Eva Takes Me Dancing
After the Cotton Club Eva treated me with even more affection, although I caught her shaking her head once when she looked at me, as if I was some kind of lost English eccentric. She often came to see me in my moist darkened basement, and once put her hand on my neck as I examined a potsherd, making me have near-death palpitations. Gwenny sent me a card. It was a picture of a woman astronaut grinning from the bubble of her space helmet. Gwenny had written, ‘She reminds me of you. Let’s go out again soon.’ Her signature was flamboyant and curvaceous. I stuck it above my desk, and found it strangely comforting.
Then Eva invited me to come to the Jarrow Ballroom Dancing Championships. I nervously agreed. She said she would meet me there, and that I could watch her dancing with her partner Adrian.

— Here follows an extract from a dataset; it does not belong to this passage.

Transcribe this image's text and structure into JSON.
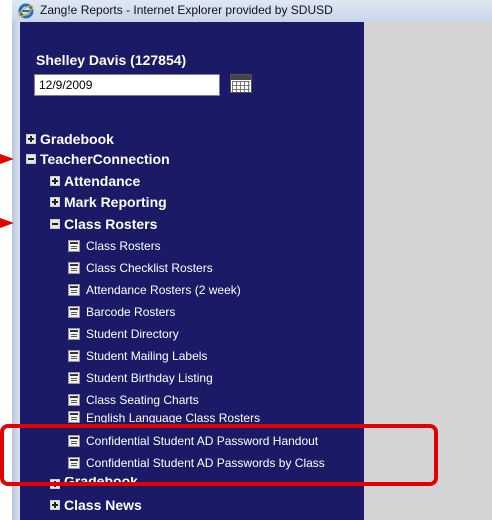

The evening of the championships was so dark that even the street lights seemed to have lost their beam. It was a night when the city felt soaked in silence as if it might never awaken. Perhaps it was to do with February, and poverty. Or a lost football match.
I put on a pink T-shirt in an effort to appear feminine, and painted my lips in matching cerise. I looked clownish and eager. I examined myself carefully in the mirror before I left the flat. My eyes were cloudy with unrequited love, and neediness was pinned to my front like a badge.
A taxi sounded its horn outside, and I slipped out into the dead night for my second rendezvous with the extraordinary Eva of Shields. I told myself that already my life was changing. My hibernation was nearly over. In the taxi it was warm and furry. The cab had fairy lights around the dashboard and a plastic sign saying HAPPY NEW YEAR, even though it was well into February. The driver was so fat that he spilt over his seat, and his bulging thigh touched mine across the handbrake.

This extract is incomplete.